The Gulf of Mexico water has been getting warmer over the years, which is usually good news for sea turtles because they don’t have to migrate and can stay here year‐round to feed on abundant algae and invertebrates found on the Packery and Port Aransas jetties. This however is a double‐edged sword; turtles can also be trapped when the temperature drops, leaving them stunned by the cold and risking death.
The ARK along with the Padre Island NS Division of Sea Turtle Science & Recovery, Texas Parks and Wildlife Department, SeaWorld, Texas State Aquarium, Texas Sealife Center, Mission-Aransas Reserve, and the hundreds of volunteers braving the cold weather have been essential in saving many of these endangered sea turtles.

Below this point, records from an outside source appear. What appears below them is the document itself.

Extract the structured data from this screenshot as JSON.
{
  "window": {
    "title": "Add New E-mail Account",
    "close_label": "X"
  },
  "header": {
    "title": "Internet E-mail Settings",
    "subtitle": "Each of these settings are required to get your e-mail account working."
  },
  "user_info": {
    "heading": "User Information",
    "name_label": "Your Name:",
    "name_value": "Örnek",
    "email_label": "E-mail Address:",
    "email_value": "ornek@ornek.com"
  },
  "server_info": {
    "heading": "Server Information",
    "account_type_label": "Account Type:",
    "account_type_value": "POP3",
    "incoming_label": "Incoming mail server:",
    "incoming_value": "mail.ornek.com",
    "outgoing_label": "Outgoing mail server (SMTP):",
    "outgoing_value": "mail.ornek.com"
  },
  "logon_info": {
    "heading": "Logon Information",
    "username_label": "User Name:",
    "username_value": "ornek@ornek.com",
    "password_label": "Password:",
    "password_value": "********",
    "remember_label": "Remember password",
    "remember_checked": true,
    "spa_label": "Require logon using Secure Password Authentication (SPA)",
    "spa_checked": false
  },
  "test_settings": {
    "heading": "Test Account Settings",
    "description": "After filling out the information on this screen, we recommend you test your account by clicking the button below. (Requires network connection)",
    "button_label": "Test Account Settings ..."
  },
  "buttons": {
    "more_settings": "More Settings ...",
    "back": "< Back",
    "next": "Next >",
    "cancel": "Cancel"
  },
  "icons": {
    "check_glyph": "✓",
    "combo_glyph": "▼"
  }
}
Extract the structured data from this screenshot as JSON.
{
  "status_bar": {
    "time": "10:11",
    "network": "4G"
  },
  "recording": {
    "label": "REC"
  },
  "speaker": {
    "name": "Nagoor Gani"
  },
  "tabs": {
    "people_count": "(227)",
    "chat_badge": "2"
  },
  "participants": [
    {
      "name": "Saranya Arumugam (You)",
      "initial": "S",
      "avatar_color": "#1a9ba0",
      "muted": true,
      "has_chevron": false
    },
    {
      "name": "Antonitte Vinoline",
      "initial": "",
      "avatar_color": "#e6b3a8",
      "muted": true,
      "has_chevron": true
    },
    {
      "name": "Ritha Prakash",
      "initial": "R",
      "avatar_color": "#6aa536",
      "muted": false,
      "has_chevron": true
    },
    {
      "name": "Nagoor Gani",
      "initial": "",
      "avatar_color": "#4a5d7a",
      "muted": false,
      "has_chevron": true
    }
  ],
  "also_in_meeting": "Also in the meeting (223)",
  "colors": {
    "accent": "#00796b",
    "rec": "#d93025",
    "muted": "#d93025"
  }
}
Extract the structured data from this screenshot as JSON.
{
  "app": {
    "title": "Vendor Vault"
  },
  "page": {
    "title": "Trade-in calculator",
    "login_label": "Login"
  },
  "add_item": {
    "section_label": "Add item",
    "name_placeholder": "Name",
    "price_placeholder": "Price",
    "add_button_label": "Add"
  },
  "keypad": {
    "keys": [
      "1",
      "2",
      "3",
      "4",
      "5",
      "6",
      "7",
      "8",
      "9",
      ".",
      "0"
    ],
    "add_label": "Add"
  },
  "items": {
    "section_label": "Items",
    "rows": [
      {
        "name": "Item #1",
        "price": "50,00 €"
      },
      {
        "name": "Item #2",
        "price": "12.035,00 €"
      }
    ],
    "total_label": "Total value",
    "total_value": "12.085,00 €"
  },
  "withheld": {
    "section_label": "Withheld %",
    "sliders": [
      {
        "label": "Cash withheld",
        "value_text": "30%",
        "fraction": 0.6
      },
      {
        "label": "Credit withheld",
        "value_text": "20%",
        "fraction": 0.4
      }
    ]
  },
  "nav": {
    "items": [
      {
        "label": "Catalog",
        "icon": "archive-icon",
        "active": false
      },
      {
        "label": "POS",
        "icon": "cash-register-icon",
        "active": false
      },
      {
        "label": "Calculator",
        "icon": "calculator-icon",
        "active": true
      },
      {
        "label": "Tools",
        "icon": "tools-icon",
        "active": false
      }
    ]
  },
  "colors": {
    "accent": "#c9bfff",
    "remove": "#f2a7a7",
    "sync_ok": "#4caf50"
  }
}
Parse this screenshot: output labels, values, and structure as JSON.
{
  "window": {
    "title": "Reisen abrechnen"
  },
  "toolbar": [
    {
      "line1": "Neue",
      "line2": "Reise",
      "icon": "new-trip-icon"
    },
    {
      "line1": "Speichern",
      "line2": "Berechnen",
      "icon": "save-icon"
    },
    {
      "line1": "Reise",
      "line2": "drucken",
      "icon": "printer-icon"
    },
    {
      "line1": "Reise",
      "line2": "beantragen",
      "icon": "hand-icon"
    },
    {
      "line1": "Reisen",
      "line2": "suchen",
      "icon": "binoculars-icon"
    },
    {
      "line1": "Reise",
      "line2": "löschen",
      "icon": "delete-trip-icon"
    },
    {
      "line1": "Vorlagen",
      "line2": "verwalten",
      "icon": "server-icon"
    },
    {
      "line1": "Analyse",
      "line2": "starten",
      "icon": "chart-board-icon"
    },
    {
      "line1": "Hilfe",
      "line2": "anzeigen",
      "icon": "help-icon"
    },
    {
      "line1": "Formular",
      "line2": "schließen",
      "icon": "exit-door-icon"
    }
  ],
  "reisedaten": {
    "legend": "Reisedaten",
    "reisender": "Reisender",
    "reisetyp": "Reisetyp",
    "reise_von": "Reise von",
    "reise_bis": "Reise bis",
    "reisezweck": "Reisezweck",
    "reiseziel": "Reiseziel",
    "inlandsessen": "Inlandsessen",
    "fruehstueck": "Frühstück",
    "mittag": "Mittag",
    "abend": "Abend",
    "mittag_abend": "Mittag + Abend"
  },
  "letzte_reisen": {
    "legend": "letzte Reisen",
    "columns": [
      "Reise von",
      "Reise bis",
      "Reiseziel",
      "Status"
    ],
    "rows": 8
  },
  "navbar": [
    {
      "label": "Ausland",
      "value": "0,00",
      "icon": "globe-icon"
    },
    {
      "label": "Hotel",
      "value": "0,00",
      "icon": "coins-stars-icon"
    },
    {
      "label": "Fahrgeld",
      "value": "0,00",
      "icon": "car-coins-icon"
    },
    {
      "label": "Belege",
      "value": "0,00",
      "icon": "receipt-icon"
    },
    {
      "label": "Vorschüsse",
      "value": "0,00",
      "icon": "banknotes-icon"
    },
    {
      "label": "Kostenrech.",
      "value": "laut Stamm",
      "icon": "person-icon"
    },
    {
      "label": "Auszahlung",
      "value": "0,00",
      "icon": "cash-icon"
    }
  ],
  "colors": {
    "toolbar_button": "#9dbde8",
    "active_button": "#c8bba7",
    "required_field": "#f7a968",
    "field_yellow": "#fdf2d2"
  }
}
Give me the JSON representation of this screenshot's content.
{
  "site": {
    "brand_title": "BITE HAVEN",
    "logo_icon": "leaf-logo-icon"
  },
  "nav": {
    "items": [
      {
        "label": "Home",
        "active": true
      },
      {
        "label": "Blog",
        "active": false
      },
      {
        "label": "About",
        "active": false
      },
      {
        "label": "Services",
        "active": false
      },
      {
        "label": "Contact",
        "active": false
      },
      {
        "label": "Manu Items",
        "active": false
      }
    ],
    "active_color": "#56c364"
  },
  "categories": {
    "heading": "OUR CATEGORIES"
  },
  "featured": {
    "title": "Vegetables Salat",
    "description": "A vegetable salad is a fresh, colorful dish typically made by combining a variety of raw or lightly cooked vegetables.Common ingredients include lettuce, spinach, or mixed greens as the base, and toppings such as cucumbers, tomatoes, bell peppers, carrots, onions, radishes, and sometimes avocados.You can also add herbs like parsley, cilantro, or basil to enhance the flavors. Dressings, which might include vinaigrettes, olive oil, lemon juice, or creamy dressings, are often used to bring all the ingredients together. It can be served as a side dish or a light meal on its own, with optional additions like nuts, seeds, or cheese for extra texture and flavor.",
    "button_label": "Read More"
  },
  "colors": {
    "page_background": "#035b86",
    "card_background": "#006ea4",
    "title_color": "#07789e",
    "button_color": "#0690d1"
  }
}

The turtles are taking up all the available space that there is to offer with several turtles per holding tub. We have now moved incoming turtles to the auditorium. The ARK will house and rehabilitate these turtles until the water temperatures rise to 55 degrees Fahrenheit and are able to be released back to the Gulf of Mexico.
We wish to extend a sincere thank you to all of the volunteers and our partners who have helped collect and transport sea turtles during the freezing and difficult conditions.